Inversion modelling for Air Quality and Emissions. Mathematics PhD Studentship (NERC GW4+ DTP funded) Ref: 4011
About the award
Professor Gavin Shaddick, Department of Mathematics, University of Exeter
Dr Benjamin Drummond, Met Office
Location: Streatham Campus, University of Exeter, Exeter, Devon
This project is one of a number that are in competition for funding from the NERC Great Western Four+ Doctoral Training Partnership (GW4+ DTP). The GW4+ DTP consists of the Great Western Four alliance of the University of Bath, University of Bristol, Cardiff University and the University of Exeter plus five Research Organisation partners: British Antarctic Survey, British Geological Survey, Centre for Ecology and Hydrology, the Natural History Museum and Plymouth Marine Laboratory. The partnership aims to provide a broad training in earth and environmental sciences, designed to train tomorrow’s leaders in earth and environmental science. For further details about the programme please see http://nercgw4plus.ac.uk/
For eligible successful applicants, the studentships comprises:
- An stipend for 3.5 years (currently £15,285 p.a. for 2020-21) in line with UK Research and Innovation rates
- Payment of university tuition fees;
- A research budget of £11,000 for an international conference, lab, field and research expenses;
- A training budget of £3,250 for specialist training courses and expenses.
- Up to £750 for travel and accomodation for compulsory cohort events.

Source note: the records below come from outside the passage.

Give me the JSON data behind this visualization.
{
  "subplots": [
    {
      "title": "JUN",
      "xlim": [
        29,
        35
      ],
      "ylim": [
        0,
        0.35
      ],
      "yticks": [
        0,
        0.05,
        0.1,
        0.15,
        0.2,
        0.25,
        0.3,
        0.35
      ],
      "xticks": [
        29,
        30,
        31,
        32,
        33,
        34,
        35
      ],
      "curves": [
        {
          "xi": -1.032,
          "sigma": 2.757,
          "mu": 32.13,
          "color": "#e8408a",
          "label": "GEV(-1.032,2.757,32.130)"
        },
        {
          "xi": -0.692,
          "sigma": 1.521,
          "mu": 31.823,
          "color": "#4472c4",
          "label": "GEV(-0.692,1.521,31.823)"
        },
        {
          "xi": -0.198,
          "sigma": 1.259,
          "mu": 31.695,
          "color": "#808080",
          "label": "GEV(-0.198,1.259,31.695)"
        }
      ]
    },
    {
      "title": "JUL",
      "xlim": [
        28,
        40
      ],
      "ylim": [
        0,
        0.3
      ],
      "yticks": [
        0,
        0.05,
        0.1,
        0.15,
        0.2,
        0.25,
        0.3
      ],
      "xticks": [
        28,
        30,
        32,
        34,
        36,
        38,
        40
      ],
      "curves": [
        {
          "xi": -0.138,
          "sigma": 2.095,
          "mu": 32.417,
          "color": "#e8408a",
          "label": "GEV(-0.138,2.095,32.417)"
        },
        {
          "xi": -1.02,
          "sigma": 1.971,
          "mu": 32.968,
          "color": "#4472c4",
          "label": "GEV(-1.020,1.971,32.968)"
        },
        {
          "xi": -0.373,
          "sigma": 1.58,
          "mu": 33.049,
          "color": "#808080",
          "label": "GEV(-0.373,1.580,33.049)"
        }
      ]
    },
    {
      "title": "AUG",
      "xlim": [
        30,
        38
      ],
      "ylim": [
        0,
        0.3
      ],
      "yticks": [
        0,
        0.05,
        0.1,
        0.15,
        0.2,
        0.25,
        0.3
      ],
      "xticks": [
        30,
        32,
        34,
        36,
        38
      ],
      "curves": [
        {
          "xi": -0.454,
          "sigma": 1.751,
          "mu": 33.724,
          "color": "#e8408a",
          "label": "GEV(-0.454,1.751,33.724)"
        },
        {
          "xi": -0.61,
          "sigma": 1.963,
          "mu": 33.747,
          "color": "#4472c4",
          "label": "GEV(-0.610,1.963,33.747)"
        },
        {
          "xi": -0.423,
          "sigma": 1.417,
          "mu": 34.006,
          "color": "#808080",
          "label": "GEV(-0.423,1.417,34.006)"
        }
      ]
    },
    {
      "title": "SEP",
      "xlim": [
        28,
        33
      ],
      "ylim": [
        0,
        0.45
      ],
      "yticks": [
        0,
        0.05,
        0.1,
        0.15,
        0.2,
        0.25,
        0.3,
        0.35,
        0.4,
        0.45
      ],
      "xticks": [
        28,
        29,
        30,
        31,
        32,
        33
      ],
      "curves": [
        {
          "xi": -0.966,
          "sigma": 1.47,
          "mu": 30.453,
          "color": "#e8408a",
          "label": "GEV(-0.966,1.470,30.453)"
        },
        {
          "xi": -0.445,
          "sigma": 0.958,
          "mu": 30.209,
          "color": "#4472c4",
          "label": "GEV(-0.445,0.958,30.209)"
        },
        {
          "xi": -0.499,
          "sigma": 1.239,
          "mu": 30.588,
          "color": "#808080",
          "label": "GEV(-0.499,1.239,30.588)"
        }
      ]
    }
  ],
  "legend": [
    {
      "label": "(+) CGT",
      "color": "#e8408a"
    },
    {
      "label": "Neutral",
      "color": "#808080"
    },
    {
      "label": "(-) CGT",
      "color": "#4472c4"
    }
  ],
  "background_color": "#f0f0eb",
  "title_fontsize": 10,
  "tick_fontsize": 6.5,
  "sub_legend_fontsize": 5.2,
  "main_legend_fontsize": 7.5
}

Inversion modelling is an important technique in allowing atmospheric measurements, dispersion science and first-guess emission estimates to be integrated in order to provide estimates of emissions (of air pollutants) on a regional scale. There are a number of important applications for these type of models in relating air quality and sources of pollution. For example, agricultural emissions (e.g. Nitrous Oxide (N2O), Methane (CH4)), ozone baseline trends, and providing evidence of emissions of key pollutants instrumental in the formation of poor air quality episodes. Within the Met Office applications have previously focused on the interpretation of high frequency observations of long-lived greenhouse gases (GHGs) and ozone depleting gases measured at Mace Head on the west coast of Ireland. In particular, this has contributed to the verification of GHG emissions inventories as contributions for the development of policies for the Dept. for Energy and Climate Change (DECC), now part of the Dept for Business, Energy & Industrial Strategy (BEIS). A key aspect of this project is that it will be a first step in exploring using such inversion techniques within operational air quality forecasts, enabling informed adjustments to be made to the emissions in the air quality model and giving better agreement between forecasts and observations. As such, there will be a strong focus on implementation and the computational challenges that may arise when performing inference with complex models and high-dimensional data.
Project Aims and Methods
The aim of inversion modelling in this setting is to integrate atmospheric measurements, modelling and prior estimates of emissions (which could in this context be an estimated emissions inventory) to provide estimates of emissions on a regional scale. The analysis process normally consists of i) analysis of the long-term trends in observed measurements and ii) inversion modelling to verify UK ad European emissions of long-lived trace gases In this project, inversion models will be set within a Bayesian hierarchical modelling framework used to incorporate data from multiple sources, including measurements of a range of pollutants, simulations from numerical models and others in a coherent framework. Constraints based on knowledge of dispersion science and the air mass origin will be incorporated through the structure of prior distributions and the choice of hyper-parameters. The structure of the observational and prior components of the Bayesian hierarchical models will have to reflect the complex, non-linear, dependencies associated with some secondary pollutant species. In addition, each of the data sources may represent fundamentally different quantities, for example measurements and gridded outputs from dispersion models, and each will have their own biases and uncertainties that may vary over both space and time. The aim is to produce models that acknowledge the inherent uncertainties in both input data and the modelling process and to propagate these through to the measures (of uncertainty) that are associated with the outputs, i.e. emission estimates. Preliminary experiments with the developed modelling system will be conducted to investigate feasibility of the methods for future operational use.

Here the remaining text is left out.